Is silence always golden?
Silence does not mean we are incapable or fear confrontation, but rather we are choosing not to speak. After injury, there is a space of time between wrongdoing and forgiveness we bear the heavy burden of bitterness. We examine the offense in detail, grapple with reason, and question the motives of our enemy. Our conscience prompts introspection, where we determine if we had a part to play in what transpired.
Silence speaks its own message, the lack of words over a period of time is directly connected to the depth of the wound(s) we bear. It is simply too hard for us to deal with. Hopefully we turn our attention to work, or some other form of productivity instead of drugs or drinking alcohol. Choosing productivity and silence is not bad, but are band aids that can only cover a wound temporarily. Reaching goals does build confidence, but that will not heal a wound created by extreme trauma. Choosing to self-medicate is something I understand, alcohol was my choice over prescription medication. Mainly because I abhor the labels placed on those who turn to a therapist for help. You will find no judgment here. Just know you will have to get clean before you heal completely.

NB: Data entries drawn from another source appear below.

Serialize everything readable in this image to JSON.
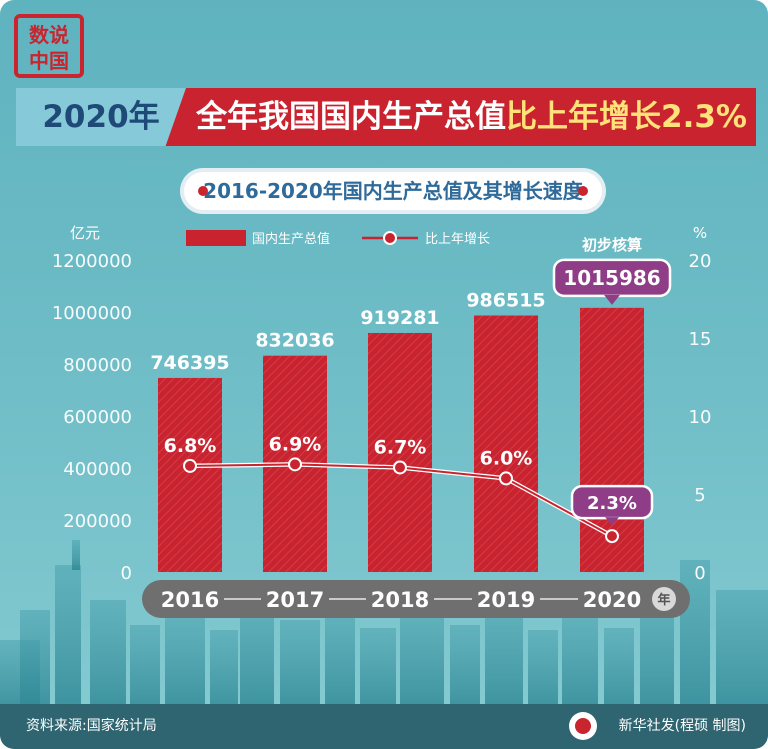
{
  "stamp": {
    "text": "数说中国"
  },
  "banner": {
    "year": "2020年",
    "title_main": "全年我国国内生产总值",
    "title_highlight": "比上年增长2.3%"
  },
  "subtitle": "2016-2020年国内生产总值及其增长速度",
  "source": "资料来源:国家统计局",
  "credit": "新华社发(程硕 制图)",
  "colors": {
    "bar": "#c9232f",
    "line": "#c9232f",
    "callout": "#8e3d86",
    "axis_text": "#ffffff",
    "footer": "#2e6570"
  },
  "chart_data": {
    "type": "bar",
    "categories": [
      "2016",
      "2017",
      "2018",
      "2019",
      "2020"
    ],
    "x_unit": "年",
    "series": [
      {
        "name": "国内生产总值",
        "type": "bar",
        "axis": "left",
        "values": [
          746395,
          832036,
          919281,
          986515,
          1015986
        ]
      },
      {
        "name": "比上年增长",
        "type": "line",
        "axis": "right",
        "values": [
          6.8,
          6.9,
          6.7,
          6.0,
          2.3
        ]
      }
    ],
    "bar_labels": [
      "746395",
      "832036",
      "919281",
      "986515",
      "1015986"
    ],
    "line_labels": [
      "6.8%",
      "6.9%",
      "6.7%",
      "6.0%",
      "2.3%"
    ],
    "ylabel_left": "亿元",
    "ylabel_right": "%",
    "ylim_left": [
      0,
      1200000
    ],
    "ylim_right": [
      0,
      20
    ],
    "yticks_left": [
      "0",
      "200000",
      "400000",
      "600000",
      "800000",
      "1000000",
      "1200000"
    ],
    "yticks_right": [
      "0",
      "5",
      "10",
      "15",
      "20"
    ],
    "annotation": "初步核算",
    "legend_placement": "top-center"
  }
}
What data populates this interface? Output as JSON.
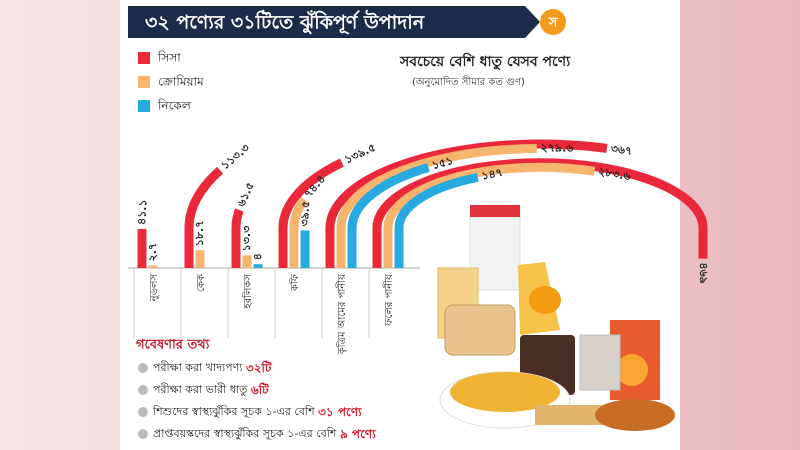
{
  "header": {
    "title": "৩২ পণ্যের ৩১টিতে ঝুঁকিপূর্ণ উপাদান",
    "logo": "স"
  },
  "chart_data": {
    "type": "curved-bar",
    "subtitle": "সবচেয়ে বেশি ধাতু যেসব পণ্যে",
    "note": "(অনুমোদিত সীমার কত গুণ)",
    "categories": [
      "নুডলস",
      "কেক",
      "হরলিকস",
      "কফি",
      "কৃত্রিম আমের পানীয়",
      "ফলের পানীয়"
    ],
    "series": [
      {
        "name": "সিসা",
        "color": "#e9283a",
        "values": [
          41.1,
          113.3,
          61.5,
          139.5,
          367,
          469
        ],
        "value_labels": [
          "৪১.১",
          "১১৩.৩",
          "৬১.৫",
          "১৩৯.৫",
          "৩৬৭",
          "৪৬৯"
        ]
      },
      {
        "name": "ক্রোমিয়াম",
        "color": "#f6b56f",
        "values": [
          2.7,
          18.7,
          13.3,
          74.4,
          279.6,
          283.6
        ],
        "value_labels": [
          "২.৭",
          "১৮.৭",
          "১৩.৩",
          "৭৪.৪",
          "২৭৯.৬",
          "২৮৩.৬"
        ]
      },
      {
        "name": "নিকেল",
        "color": "#27a9e1",
        "values": [
          null,
          null,
          4,
          39.5,
          151,
          147
        ],
        "value_labels": [
          null,
          null,
          "৪",
          "৩৯.৫",
          "১৫১",
          "১৪৭"
        ]
      }
    ]
  },
  "facts": {
    "title": "গবেষণার তথ্য",
    "items": [
      {
        "text": "পরীক্ষা করা খাদ্যপণ্য ",
        "highlight": "৩২টি"
      },
      {
        "text": "পরীক্ষা করা ভারী ধাতু ",
        "highlight": "৬টি"
      },
      {
        "text": "শিশুদের স্বাস্থ্যঝুঁকির সূচক ১-এর বেশি ",
        "highlight": "৩১ পণ্যে"
      },
      {
        "text": "প্রাপ্তবয়স্কদের স্বাস্থ্যঝুঁকির সূচক ১-এর বেশি ",
        "highlight": "৯ পণ্যে"
      }
    ]
  }
}
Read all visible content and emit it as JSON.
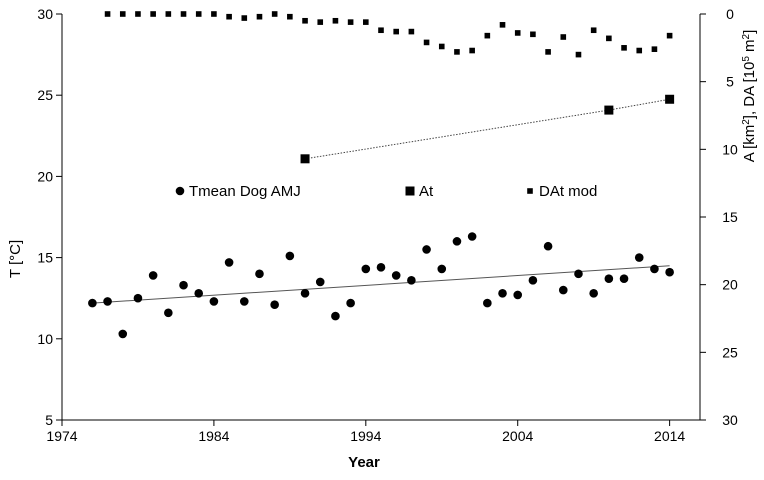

Never mistake silence for choking on words. It could be they are simply planning to clear out the old to make room for the new.
I was silent for many years about what happened in my childhood. Children and adults alike suppress the details of trauma and many times blame ourselves for what happened. It’s a lie we tell ourselves and I’m not sure why. But eventually we will have to speak to heal. It may be confiding in a friend, family member, therapist, co-worker, God, or writing in a blog or journal. Know that speaking up does not mean acceptance, it does mean we are taking a step towards healing. If we never speak to our offender, then there is no clearing. How will they ever know we’ve forgiven them if we never say it? Yes, we can show love in actions, but to hear the words is good too. If they haven’t already apologized, we give them a place through bringing up the wound. The confrontation’s tone will depend on the circumstances and where we are emotionally when it occurs. Addressing the issues with gentleness would be ideal, but some situations require a firm stance.
We are human and do speak sometimes when angry, usually a bad idea, because we could say words we regret later. Today I confronted a man who had told a lie to my neighbor. Normally I would not get involved but he indicated me and it was untrue. The man denied he said it. That same man has previously caused conflict between neighbors due to gossiping and lies. I am positive my displeasure was evident; I simply told him in a firm tone that I knew what he had said and that it was a lie. The manager of our complex has spoken to him about creating conflict between neighbors in the past to no avail. Speaking up does not mean acceptance and could be met with denial. That’s okay, confrontation is not always easy, but it does clear the air and often bitterness from the heart.